Call this the Question of the Week. ABC’s Jon Karl asked White House Press Secretary Josh Earnest on Tuesday about why Barack Obama expelled 35 Russian diplomats for hacking the DNC but didn’t expel any Chinese diplomats for hacking an actual government agency and stealing the highly confidential records of 21 million government employees. Earnest … really didn’t have much of an answer. Via RealClearPolitics and our pal Matt Vespa:
JON KARL, ABC: So when the Chinese hacked OPM in 2015, 21+ million current and former government employees and contractors had their personal data stolen by the Chinese. Why did the White House do nothing publicly in reaction to that hack? Which in some ways, was even more widespread than what we saw here from the Russians?
JOSH EARNEST: These are two cyber incidents that are malicious in nature but materially different.
KARL: 20 million people had their personal data taken… fingerprints, social security numbers, background checks. This was a far-reaching act–
EARNEST: I’m not downplaying the significance of it, I’m just saying that it is different than seeking to interfere int he conduct of a U.S. national election.

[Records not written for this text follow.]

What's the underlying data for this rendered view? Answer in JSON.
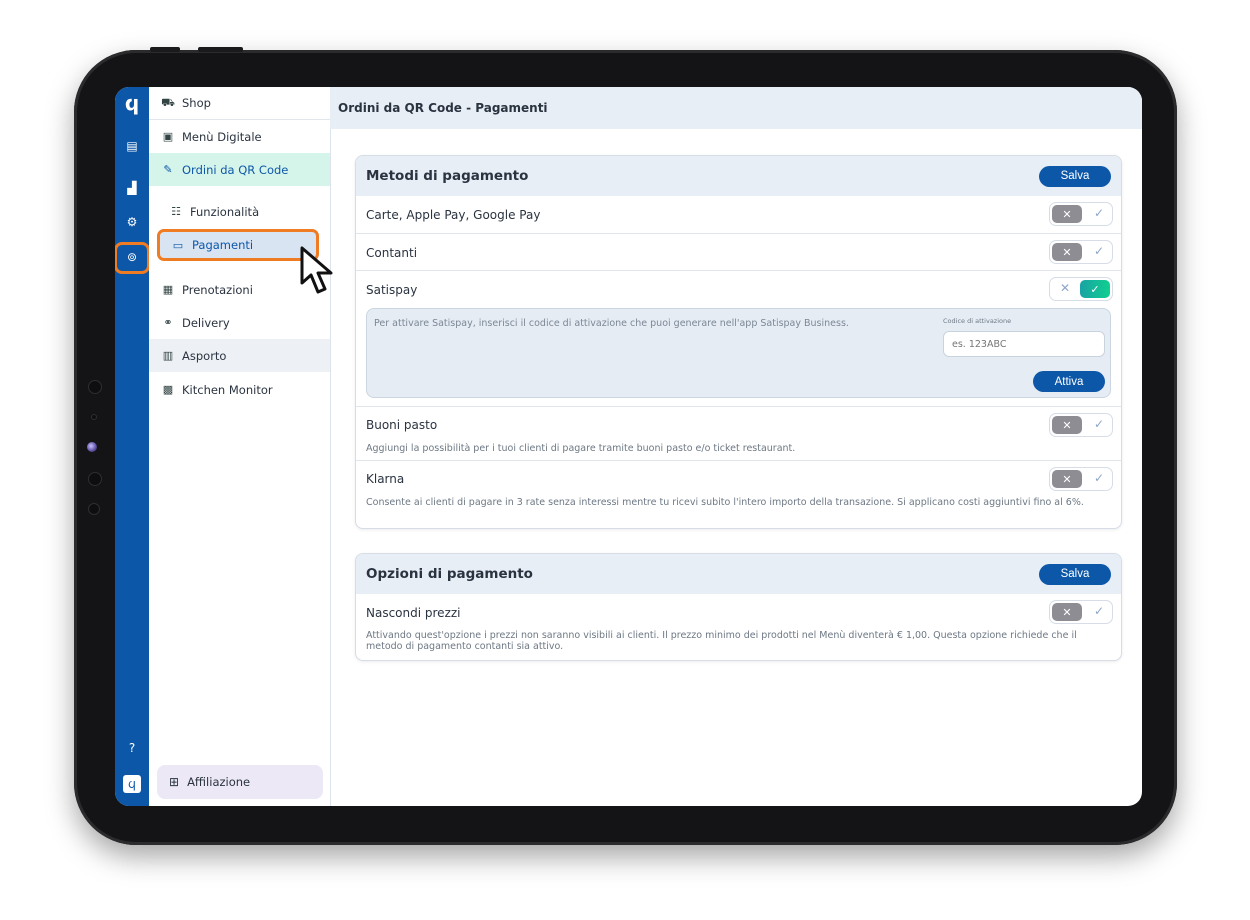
{
  "sidebar": {
    "items": [
      {
        "label": "Shop",
        "icon": "basket-icon"
      },
      {
        "label": "Menù Digitale",
        "icon": "menu-icon"
      },
      {
        "label": "Ordini da QR Code",
        "icon": "qr-order-icon"
      },
      {
        "label": "Funzionalità",
        "icon": "features-icon"
      },
      {
        "label": "Pagamenti",
        "icon": "card-icon"
      },
      {
        "label": "Prenotazioni",
        "icon": "calendar-icon"
      },
      {
        "label": "Delivery",
        "icon": "scooter-icon"
      },
      {
        "label": "Asporto",
        "icon": "bag-icon"
      },
      {
        "label": "Kitchen Monitor",
        "icon": "monitor-icon"
      }
    ],
    "affiliazione": "Affiliazione"
  },
  "header": {
    "title": "Ordini da QR Code - Pagamenti"
  },
  "metodi": {
    "title": "Metodi di pagamento",
    "save": "Salva",
    "carte": {
      "label": "Carte, Apple Pay, Google Pay",
      "enabled": false
    },
    "contanti": {
      "label": "Contanti",
      "enabled": false
    },
    "satispay": {
      "label": "Satispay",
      "enabled": true,
      "info": "Per attivare Satispay, inserisci il codice di attivazione che puoi generare nell'app Satispay Business.",
      "code_label": "Codice di attivazione",
      "code_placeholder": "es. 123ABC",
      "activate": "Attiva"
    },
    "buoni": {
      "label": "Buoni pasto",
      "enabled": false,
      "desc": "Aggiungi la possibilità per i tuoi clienti di pagare tramite buoni pasto e/o ticket restaurant."
    },
    "klarna": {
      "label": "Klarna",
      "enabled": false,
      "desc": "Consente ai clienti di pagare in 3 rate senza interessi mentre tu ricevi subito l'intero importo della transazione. Si applicano costi aggiuntivi fino al 6%."
    }
  },
  "opzioni": {
    "title": "Opzioni di pagamento",
    "save": "Salva",
    "nascondi": {
      "label": "Nascondi prezzi",
      "enabled": false,
      "desc": "Attivando quest'opzione i prezzi non saranno visibili ai clienti. Il prezzo minimo dei prodotti nel Menù diventerà € 1,00. Questa opzione richiede che il metodo di pagamento contanti sia attivo."
    }
  },
  "toggle": {
    "off": "✕",
    "on": "✓"
  },
  "colors": {
    "primary": "#0d57a8",
    "highlight": "#ef7b22",
    "toggle_on": "#12b89a"
  }
}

I can’t speak to the steps that have been taken by the United States in response to that Chinese malicious cyber activity–
KARL: But nothing was announced. There was not a single step announced by the White House.
EARNEST: It is true that there was no public announcement about our response, but I can’t speak to what response may have been initiated in private.
KARL: But no diplomats expelled, no compounds shut down, no sanctions imposed, correct? You don’t do that stuff secretly.
When this popped up on Twitter, one person responded that the disparity was because the Russians hacked the election. Actually they didn’t hack the election; they conducted a propaganda campaign boosted in part by hacks on two private political organizations, one of which refused to cooperate with investigators afterward. That’s certainly serious enough to merit some kind of a diplomatic response, but the Russians didn’t change vote totals or crash electoral systems — in fact, they didn’t penetrate any government systems in this effort.
However, the OPM hack in particular was much more damaging, and was conducted directly against the government of the United States. The hack went on for over a year and exposed the background-check files of anyone who applied for a security clearance. That included the raw data from those checks, which means that China’s intel agencies have their hands on a lot of very sensitive information they can use to potentially blackmail people in highly sensitive positions. At the very least, they know who all of those people are and where they and their families live, which is a huge head start on forcing people into becoming moles and double agents.
And yet, the Obama administration did nothing to publicly rebuke China, except scold them in a speech. How well did that work out? Not impressively, as Sharyl Attkisson pointed out:
Last March, China government hackers continued a malicious pattern of cyber attacks on U.S. government and private networks, according to U.S. Cyber Command chief Mike Rogers. China has been linked by U.S. intelligence agencies to wide-ranging cyber attacks aimed at stealing information and mapping critical computer networks for future attacks in a crisis or conflict.
Karl’s question, and Earnest’s inability to provide a coherent response, is the question the media should have been asking ever since Obama and the Democrats suddenly embraced Mitt Romney’s formulation of Russia as our #1 geopolitical foe over the last two months. That question should also be aimed at Congress as they ask for joint select committees to delve into the Russian propaganda campaign. The basic question is this: Why didn’t you do anything about China first?